The report also accuses Rwanda of protecting an accused war criminal, Bosco Ntaganda, who heads M23 and was indicted by the international criminal court six years ago.

Malinowski, who was a state department official before working at the White House, said that for many years Kigali was given considerable leeway because western inaction at the beginning of the 1994 genocide had contributed to the slaughter of about 800,000 Tutsis. It also helped that Kagame is admired in Washington and London for leading the reconstruction of Rwanda and overseeing a thriving economy even if doubts crept in about his tight control of politics which left little space for real opposition.

But Malinowski said there was a growing belief within the US administration that Rwanda was using one crime to cover up another.

"We all went through that awful searing experience and the sense of guilt that President Clinton expressed many times about the international community's failure to help Rwanda in that moment of need. Unfortunately Kagame has played on that guilt over the years to mask additional crimes that frankly we should also feel a little bit guilty about not having confronted," he said.

US policy is also guided by a 2006 law sponsored by then-senator Barack Obama which was intended to help Kinshasa protect its mineral resources from plunder and permit Washington to withhold aid from countries destabilising the DRC. There have been several reports over recent years detailing Rwandan military support for rebels in the DRC including one known as the "mapping exercise" which laid out the huge scale of killing and suffering in the late 1990s.

Even as the UN prepared to publish the latest report there was resistance to its acceptance from some in the US administration, led by Washington's ambassador to the UN, Susan Rice. She initially sought to block a crucial annex detailing evidence of Rwandan support for the DRC rebels from being attached to the main report and made public. But that move was undermined when the DRC government in Kinshasa protested and details were leaked.

Kinshasa this week described Rwandan support for the rebels as an open secret.

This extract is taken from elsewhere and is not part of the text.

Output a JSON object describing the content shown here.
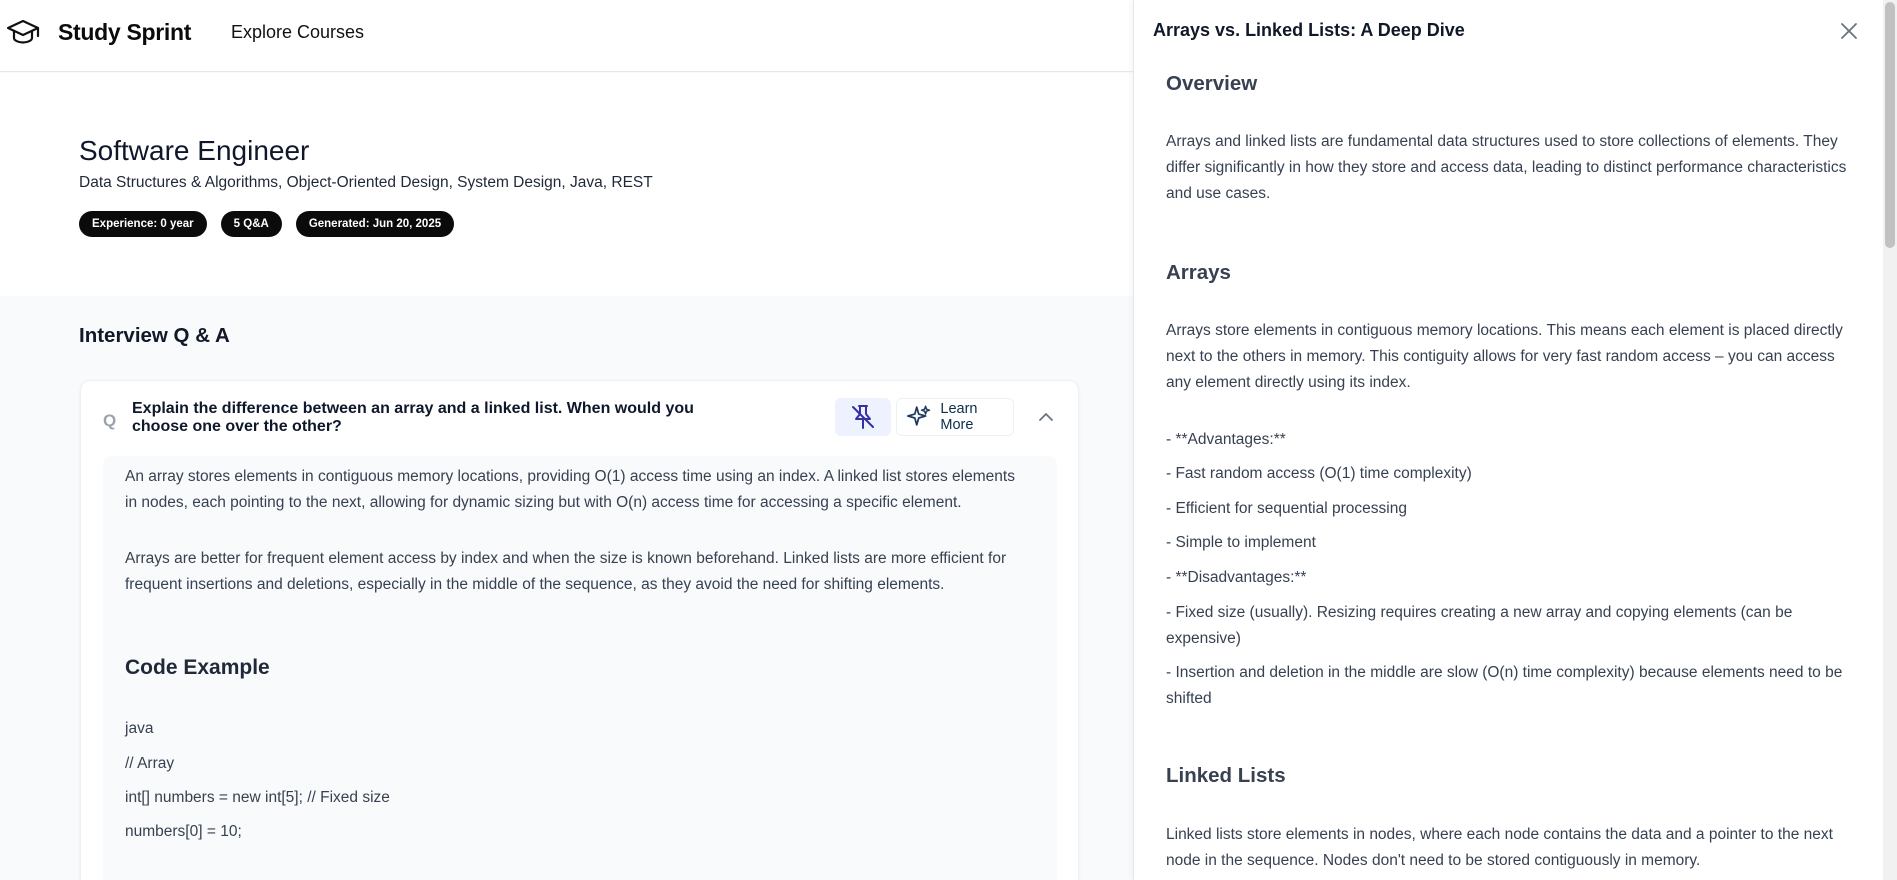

The US announced it was withdrawing $200,000 in military assistance to Rwanda. Britain, Rwanda's single largest bilateral donor which initially showed no willingness to act over the UN report, followed Washington's lead and said it would delay payment of the latest batch of £16m in aid. The Netherlands and Germany cut assistance too. Germany's development minister, Dirk Niebel, said he had warned Rwanda a month ago.

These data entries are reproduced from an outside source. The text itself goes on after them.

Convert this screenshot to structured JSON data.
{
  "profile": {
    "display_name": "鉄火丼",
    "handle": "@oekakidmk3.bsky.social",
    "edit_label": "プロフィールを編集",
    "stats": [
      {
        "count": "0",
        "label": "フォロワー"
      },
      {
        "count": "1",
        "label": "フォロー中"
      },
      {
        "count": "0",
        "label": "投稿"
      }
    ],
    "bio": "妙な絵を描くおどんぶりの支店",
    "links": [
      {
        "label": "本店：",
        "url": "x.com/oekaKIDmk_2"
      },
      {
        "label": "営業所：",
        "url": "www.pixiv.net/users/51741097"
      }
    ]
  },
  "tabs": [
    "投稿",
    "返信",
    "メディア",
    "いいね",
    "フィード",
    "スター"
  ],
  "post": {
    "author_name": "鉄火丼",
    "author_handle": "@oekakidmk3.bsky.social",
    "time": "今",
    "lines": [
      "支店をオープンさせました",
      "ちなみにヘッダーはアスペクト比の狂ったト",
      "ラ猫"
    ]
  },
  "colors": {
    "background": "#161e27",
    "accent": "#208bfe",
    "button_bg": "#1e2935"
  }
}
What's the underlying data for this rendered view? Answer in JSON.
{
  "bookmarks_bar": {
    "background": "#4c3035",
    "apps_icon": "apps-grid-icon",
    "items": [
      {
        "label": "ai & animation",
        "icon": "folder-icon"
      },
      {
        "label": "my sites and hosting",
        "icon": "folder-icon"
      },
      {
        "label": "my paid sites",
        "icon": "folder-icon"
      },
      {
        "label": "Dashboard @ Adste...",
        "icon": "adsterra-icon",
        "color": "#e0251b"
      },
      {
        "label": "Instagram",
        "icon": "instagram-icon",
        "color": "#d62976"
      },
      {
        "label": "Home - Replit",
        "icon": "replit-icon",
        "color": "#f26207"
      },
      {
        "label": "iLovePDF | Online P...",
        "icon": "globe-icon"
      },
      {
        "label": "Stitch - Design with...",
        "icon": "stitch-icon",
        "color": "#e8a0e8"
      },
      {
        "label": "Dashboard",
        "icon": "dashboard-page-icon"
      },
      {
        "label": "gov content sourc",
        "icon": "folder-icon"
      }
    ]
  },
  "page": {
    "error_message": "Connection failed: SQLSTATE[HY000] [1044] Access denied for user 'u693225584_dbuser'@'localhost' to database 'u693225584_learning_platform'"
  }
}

"Rwanda did not use this time to rebut these serious allegations," he said. "Suspending budget aid is a clear sign to the Rwandan government."

The US war crimes chief, Stephen Rapp, added to the pressure by warning that Rwanda's leaders could face investigation and prosecution by the international criminal court for aiding and abetting crimes against humanity if it could be shown they were arming Congolese rebels responsible for atrocities. Although Rwanda is not a signatory to the Rome statute creating the ICC, the DRC is and Rapp noted that the former Liberian president Charles Taylor was jailed for crimes committed in a neighbouring country.

The Kagame administration has reacted furiously to the shift in US policy, apparently in part because it was unexpected.

Rwanda's foreign minister, Louise Mushikiwabo, accused western governments of treating her country like a child.

"This child-to-parent relationship has to end … there has to be a minimum respect," she said. "As long as countries wave cheque books over our heads, we can never be equal."